Medien im Museum der DGH
Schatz auf dem Wiesenstein gefunden
Am 5. August, kurz vor den Tagen der Offenen Tür in seinem Haus, meldete Janusz Skowroński, der Direktor des Gerhart-Hauptmann-Museums in Jelenia Góra-Jagniątków, einen aufsehenerregenden Fund auf dem Wiesenstein. Die Bibliothekarin des Museums, Frau Katarzyna Trembecka, ordnete - wie seit einigen Monaten - noch unkatalogisierte Objekte. In einer vergessenen Kiste fand sie unerwartet, neben anderen Büchern, auch den ersten Band der "Gesammelten Werke", gedruckt 1906 bei Samuel Fischer in Berlin. Das Titelblatt offenbarte eine wahre Sensation: Eine gut erhaltene und auf den 16. August 1907 datierte Widmung Hauptmanns galt seinem langjährigen, engen Freund Ferdinand „Seo“ Simon!
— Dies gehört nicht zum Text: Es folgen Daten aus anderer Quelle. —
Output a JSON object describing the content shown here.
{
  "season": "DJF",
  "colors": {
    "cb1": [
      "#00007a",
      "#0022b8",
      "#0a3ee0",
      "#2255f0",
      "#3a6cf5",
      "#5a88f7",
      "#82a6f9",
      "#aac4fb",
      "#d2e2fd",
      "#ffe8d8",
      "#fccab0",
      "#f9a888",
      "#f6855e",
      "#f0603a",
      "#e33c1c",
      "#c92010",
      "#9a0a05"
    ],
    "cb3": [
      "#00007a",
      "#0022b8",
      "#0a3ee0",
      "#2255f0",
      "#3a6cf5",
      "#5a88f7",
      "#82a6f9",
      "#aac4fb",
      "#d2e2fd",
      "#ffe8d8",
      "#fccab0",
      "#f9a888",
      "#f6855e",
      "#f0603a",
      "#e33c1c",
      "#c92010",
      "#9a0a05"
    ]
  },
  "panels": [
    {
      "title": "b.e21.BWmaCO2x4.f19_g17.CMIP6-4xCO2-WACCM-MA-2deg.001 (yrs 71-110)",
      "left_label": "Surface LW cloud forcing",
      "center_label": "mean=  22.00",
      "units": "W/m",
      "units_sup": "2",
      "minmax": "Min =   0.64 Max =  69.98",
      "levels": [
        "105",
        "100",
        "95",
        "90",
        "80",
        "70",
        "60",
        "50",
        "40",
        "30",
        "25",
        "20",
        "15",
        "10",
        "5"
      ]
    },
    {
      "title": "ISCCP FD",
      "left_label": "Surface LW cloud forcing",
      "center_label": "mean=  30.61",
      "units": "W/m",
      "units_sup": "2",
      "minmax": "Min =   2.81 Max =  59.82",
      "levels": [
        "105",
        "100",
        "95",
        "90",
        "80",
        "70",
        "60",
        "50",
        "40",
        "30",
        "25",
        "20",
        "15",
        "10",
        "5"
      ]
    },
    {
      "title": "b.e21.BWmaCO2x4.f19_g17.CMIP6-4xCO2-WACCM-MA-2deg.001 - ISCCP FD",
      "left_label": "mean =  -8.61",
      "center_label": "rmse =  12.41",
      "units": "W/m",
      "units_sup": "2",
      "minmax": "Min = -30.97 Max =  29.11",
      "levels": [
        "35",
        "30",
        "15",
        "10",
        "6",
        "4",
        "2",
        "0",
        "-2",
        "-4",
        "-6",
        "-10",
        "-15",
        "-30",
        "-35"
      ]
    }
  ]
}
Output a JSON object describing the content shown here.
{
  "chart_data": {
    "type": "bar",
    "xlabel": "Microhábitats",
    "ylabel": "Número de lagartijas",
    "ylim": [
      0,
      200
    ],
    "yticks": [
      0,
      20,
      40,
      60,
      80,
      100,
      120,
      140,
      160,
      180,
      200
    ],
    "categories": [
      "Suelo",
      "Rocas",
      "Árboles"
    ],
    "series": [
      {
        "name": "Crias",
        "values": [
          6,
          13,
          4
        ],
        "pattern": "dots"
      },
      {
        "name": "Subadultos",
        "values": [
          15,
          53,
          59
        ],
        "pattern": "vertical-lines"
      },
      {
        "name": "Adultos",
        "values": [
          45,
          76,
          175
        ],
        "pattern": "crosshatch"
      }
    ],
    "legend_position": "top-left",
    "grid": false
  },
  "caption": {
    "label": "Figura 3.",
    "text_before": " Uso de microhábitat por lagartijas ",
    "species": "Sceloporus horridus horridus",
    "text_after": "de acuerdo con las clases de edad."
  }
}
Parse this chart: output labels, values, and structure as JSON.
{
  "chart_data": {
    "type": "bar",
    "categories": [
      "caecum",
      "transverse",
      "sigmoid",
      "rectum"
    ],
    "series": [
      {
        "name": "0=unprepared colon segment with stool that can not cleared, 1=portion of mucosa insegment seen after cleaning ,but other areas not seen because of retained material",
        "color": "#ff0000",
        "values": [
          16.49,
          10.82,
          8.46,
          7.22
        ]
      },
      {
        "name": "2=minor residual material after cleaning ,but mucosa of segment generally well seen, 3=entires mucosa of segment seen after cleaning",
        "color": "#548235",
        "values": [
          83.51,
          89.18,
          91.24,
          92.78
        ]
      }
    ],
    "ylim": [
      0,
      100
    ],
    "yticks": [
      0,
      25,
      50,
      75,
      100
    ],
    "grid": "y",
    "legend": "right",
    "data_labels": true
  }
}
Wer war Ferdinand Simon? Die Geschichte reicht in die Jugendjahre des Dichters in Jena zurück, als sich um seinen älteren Bruder Carl und ihn eine Gruppe von Studenten sammelte. Die jungen Leute pflegten nicht ihre Vor- oder Nachnamen zu verwenden, sondern führten eine Art von Kürzelkodex ein: Beispielsweise war der spätere Chemiker und Industrielle Carl Duisberg (1861-1935) „Deo“ oder der Pianist Max Müller (1856-1938) wurde „Meo“ genannt. So ist auch der künftige Arzt und Bakteriologe Ferdinand Simon (1862-1912) lebenslang für seine Jenaer Freunde der "Seo" geblieben. Kein Wunder also, dass Hauptmann in der Widmung eben diese Form gebraucht hat. Ferdinand Simon war es auch, der Hauptmann mit seiner Begeisterung für den norwegischen Dramatiker Henrik Ibsen (1828-1906) und sein Theaterstück „Nora“ ansteckte. Gerhart Hauptmann setzte seinem Freund in seinem sozialkritischen Werk „Vor Sonnenaufgang“ mit der Person des Dr. Schimmelpfennig ein bleibendes Denkmal. Dr. Simon zog sich übrigens bei Experimenten an einer mit Streptokokken infizierten Maus eine tödliche Blutvergiftung zu. Erschüttert über seinen frühen Tod schrieb Hauptmann einen Zwölfzeiler, der mit den Worten endet: „Ein treues Herz, eine treue Hand / ein Leben tätig und unbekannt.“
Der Fund ist bereits in einer Vitrine des Museums zu sehen. Sicherlich wird dieses Exemplar der "Gesammelten Werke" künftig zu den interessantesten Objekten auf dem Wiesenstein zählen.